Figure 1 shows a block diagram of a conventional analog signal synthesizer●
2 is a block diagram showing an analog signal synthesis device of the present invention, and FIG. 3 is a main block diagram showing an embodiment in which an amplitude saturation amplifier is used as a binary signal converter used in the device of the present invention.・Diagrams: FIG. 4 is a drawing to explain the operation of the embodiment shown in FIG. 3, FIG. 5 is a drawing to explain the device of the present invention shown in FIG. 2, and FIG. 6 is a diagram showing the characteristics of the conventional device. FIG. 7 is a drawing showing the characteristics of the device of the present invention. 101... Signal input terminal, 102... Signal output terminal, 103, 104... Analog signal storage device, 10
6,107,108,109...analog switch,
110...Writing clock, 116...Reading clock, 121... Arithmetic processing unit, 124...A
/D converter (binary signal converter).

Claims (1)

[Scope of Claims] 1. An analog signal synthesis device that edits and synthesizes analog signal segment waveforms extracted from analog signal waveforms, comprising: (a) a storage device that samples and stores input signals according to a clock; and (b) the sampling value of the connection part of the preceding analog signal elemental waveform obtained by sampling the input signal and the sampling value of the connection part of the subsequent analog signal elemental waveform, respectively, corresponding to the polarity of the input signal. (c) a binary signal converter that converts into a binary signal; and (c) two of the preceding analog signal segment waveforms that are the output signals of the converter.

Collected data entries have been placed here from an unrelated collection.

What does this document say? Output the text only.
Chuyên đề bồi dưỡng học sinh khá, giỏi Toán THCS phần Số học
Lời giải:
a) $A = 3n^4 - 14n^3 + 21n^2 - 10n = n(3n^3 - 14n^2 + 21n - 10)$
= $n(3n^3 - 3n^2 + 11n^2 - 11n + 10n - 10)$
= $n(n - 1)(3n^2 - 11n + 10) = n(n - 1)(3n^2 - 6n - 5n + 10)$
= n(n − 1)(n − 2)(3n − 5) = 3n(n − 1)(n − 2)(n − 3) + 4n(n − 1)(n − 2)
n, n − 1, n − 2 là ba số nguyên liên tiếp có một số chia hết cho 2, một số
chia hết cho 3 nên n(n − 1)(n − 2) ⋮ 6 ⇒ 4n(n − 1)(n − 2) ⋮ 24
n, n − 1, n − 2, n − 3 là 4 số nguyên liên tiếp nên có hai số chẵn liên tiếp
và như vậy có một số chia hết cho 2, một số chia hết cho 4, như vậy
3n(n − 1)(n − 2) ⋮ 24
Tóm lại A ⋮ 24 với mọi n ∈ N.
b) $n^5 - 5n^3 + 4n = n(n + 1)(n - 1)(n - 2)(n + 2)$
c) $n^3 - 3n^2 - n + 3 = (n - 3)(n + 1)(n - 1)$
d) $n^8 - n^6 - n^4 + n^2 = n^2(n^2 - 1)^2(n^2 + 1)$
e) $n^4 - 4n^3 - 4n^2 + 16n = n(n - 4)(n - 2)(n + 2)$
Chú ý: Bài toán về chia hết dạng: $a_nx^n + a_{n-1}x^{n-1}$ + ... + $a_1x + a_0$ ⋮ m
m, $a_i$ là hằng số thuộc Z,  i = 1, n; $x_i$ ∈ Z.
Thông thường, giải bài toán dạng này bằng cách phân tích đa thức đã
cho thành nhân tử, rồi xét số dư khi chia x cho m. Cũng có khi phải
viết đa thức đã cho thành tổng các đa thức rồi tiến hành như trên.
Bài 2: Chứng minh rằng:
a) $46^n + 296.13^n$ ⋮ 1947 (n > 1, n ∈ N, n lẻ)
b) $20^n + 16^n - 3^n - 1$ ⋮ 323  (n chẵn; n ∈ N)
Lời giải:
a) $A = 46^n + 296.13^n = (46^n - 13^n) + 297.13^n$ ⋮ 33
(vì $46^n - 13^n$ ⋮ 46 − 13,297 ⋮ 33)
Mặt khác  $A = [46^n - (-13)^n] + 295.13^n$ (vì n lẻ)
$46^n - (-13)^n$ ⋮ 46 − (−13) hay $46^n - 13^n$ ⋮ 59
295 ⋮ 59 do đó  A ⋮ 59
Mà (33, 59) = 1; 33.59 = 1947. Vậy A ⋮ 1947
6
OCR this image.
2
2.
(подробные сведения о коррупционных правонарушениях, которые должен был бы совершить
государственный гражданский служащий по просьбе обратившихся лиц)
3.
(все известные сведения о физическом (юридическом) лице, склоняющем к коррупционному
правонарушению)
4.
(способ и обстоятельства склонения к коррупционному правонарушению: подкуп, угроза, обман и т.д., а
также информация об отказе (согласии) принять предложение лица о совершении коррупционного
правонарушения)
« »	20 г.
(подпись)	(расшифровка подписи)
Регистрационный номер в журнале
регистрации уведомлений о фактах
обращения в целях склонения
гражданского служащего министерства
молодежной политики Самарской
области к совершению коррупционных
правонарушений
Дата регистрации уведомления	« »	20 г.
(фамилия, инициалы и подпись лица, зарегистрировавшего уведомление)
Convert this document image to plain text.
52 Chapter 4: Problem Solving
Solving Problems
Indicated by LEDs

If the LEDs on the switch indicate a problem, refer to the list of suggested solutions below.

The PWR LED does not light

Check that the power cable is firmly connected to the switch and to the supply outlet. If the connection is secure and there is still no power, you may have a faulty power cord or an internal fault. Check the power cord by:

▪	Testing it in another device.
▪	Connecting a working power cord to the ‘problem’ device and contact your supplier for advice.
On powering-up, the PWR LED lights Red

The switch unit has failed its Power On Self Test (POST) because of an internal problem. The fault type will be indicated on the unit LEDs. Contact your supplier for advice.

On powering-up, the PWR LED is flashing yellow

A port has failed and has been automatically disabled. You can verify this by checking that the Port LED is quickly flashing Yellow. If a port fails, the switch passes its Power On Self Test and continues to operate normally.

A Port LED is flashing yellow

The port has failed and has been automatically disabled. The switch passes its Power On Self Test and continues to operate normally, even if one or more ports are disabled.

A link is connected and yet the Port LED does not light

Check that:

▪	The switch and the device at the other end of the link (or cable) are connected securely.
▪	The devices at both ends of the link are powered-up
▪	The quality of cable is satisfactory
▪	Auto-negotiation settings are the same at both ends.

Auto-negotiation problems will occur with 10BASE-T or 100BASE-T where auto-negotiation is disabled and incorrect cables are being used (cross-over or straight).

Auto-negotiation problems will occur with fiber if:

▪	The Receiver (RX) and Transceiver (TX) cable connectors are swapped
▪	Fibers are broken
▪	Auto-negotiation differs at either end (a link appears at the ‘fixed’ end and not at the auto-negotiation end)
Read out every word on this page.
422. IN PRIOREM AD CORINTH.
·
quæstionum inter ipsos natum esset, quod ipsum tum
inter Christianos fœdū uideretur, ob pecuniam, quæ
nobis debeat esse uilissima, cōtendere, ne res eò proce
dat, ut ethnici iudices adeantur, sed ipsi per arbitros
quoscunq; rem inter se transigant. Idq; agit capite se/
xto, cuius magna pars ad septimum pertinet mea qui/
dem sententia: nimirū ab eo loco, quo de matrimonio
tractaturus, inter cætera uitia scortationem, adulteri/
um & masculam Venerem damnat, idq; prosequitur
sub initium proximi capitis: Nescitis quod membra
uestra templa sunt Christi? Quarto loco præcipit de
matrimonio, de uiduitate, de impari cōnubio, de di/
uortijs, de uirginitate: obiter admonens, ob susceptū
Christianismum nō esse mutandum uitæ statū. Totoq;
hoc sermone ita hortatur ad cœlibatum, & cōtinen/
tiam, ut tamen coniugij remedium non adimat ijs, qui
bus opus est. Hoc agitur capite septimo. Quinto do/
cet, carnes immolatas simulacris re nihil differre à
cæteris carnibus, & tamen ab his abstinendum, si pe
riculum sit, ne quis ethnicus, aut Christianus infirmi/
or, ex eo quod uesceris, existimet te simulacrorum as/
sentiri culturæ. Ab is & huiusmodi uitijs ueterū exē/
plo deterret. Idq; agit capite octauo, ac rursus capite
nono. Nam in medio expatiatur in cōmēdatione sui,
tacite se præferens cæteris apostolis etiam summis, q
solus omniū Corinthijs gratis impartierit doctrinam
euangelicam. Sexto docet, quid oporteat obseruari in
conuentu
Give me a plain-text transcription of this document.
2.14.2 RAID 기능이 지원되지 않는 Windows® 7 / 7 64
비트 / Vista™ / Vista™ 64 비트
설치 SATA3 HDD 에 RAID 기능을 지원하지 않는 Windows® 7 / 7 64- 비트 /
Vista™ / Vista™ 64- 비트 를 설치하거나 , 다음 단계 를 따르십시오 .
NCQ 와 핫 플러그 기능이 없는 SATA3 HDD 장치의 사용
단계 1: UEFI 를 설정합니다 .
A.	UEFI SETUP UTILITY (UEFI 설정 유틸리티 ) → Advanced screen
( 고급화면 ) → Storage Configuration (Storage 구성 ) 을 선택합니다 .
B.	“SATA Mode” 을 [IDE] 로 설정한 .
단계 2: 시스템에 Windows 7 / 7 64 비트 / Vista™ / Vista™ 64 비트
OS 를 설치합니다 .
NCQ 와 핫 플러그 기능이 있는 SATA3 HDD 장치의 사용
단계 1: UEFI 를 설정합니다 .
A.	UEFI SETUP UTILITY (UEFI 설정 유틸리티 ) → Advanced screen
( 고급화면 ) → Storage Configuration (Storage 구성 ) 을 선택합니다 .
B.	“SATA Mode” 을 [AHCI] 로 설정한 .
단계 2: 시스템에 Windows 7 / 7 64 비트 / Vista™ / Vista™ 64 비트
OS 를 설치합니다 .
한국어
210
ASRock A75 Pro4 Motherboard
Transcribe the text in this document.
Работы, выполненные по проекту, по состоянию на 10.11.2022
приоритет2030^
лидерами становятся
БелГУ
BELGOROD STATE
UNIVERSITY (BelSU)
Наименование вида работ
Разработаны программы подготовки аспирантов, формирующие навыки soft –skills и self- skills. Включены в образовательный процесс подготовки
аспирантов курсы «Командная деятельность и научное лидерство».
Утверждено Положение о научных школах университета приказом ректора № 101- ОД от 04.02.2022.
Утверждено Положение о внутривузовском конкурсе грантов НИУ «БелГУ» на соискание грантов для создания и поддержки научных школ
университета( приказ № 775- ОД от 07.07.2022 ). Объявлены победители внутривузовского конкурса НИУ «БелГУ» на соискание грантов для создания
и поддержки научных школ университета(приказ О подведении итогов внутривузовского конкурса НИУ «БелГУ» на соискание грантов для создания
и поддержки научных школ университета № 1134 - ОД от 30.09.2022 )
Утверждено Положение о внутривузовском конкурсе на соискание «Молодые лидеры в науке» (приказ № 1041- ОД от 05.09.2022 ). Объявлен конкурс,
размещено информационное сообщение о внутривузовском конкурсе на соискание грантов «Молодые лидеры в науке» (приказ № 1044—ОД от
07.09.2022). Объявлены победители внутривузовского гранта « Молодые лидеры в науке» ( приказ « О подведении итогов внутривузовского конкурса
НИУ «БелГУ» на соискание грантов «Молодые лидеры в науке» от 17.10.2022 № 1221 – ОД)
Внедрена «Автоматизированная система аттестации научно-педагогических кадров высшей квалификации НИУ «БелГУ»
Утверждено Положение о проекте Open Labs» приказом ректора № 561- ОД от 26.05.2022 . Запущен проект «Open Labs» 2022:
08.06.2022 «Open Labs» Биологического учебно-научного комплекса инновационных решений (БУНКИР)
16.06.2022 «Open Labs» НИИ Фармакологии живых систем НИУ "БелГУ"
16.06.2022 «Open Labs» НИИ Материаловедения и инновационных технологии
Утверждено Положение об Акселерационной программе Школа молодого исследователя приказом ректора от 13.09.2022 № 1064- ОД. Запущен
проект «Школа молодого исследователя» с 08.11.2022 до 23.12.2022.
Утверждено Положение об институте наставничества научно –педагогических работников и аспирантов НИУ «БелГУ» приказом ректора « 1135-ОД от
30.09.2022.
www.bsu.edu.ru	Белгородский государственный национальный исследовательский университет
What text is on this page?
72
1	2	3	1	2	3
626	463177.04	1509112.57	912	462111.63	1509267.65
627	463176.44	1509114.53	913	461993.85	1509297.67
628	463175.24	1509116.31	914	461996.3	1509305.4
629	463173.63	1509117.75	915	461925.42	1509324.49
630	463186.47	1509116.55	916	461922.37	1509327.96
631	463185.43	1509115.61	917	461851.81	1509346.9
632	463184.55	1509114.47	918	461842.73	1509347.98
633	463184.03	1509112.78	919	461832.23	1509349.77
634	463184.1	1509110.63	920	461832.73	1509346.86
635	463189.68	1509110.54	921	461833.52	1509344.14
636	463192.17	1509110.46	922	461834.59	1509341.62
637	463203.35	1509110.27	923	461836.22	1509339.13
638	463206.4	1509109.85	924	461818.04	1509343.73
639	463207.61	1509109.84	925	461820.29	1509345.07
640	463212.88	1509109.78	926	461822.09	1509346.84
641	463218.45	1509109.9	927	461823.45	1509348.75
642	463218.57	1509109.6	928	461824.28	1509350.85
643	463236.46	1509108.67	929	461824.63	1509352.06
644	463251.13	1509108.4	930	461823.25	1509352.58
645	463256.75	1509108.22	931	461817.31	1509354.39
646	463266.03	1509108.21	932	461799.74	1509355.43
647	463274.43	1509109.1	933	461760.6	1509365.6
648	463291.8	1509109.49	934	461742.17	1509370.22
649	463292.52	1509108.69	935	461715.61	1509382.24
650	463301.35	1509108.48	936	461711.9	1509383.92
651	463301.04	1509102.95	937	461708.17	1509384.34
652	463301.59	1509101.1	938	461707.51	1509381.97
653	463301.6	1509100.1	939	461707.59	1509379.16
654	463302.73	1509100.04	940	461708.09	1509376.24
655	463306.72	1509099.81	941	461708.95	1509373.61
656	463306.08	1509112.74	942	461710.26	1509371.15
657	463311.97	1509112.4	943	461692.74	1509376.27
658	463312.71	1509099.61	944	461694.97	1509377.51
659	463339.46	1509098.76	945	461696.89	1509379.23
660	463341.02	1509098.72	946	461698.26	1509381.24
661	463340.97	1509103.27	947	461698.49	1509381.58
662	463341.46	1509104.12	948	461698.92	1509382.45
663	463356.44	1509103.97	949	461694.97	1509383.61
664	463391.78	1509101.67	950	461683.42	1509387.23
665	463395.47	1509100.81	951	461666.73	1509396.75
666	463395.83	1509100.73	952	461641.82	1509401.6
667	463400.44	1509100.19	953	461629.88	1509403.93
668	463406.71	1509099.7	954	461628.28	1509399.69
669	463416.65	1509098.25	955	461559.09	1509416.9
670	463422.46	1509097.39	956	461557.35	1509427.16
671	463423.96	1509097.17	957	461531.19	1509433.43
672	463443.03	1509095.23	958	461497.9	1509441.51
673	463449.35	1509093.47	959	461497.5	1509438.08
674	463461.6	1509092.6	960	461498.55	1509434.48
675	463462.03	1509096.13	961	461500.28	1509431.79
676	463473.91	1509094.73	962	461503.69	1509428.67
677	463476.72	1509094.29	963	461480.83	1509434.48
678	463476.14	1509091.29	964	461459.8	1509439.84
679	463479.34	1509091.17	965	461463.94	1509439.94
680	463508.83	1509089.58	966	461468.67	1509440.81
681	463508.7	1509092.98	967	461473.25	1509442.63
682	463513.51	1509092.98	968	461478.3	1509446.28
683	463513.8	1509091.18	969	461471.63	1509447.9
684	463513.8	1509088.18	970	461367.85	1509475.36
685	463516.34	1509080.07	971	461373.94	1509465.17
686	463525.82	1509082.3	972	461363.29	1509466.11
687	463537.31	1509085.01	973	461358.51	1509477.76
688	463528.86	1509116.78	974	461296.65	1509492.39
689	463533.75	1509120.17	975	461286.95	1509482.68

The level difference between the value signal and the binary signal of the subsequent analog signal segment waveform is calculated, the sum of the absolute values of the level difference is calculated, and the corresponding sampling data is sequentially shifted to calculate the absolute value of the level difference. The total calculation operation is performed each time the shift is performed, and the shift amount of the sampling data that minimizes the calculated value among the values calculated by the calculation operation is selected, and the subsequent connected analog signal is calculated based on the selected shift amount. An analog signal synthesis device of an analog signal segment editing type, comprising: an arithmetic processing unit programmed to clock-control the storage device in order to adjust the time axis of the segment. 2. The analog signal synthesis device according to claim 1, wherein the binary signal conversion device uses the zero level of the input signal (or the bias level when the input signal is subjected to a bias) as a comparison level. 3. The analog signal synthesis device according to claim 1, wherein the binary signal conversion device comprises an amplifier that saturates the amplitude of the sampled value.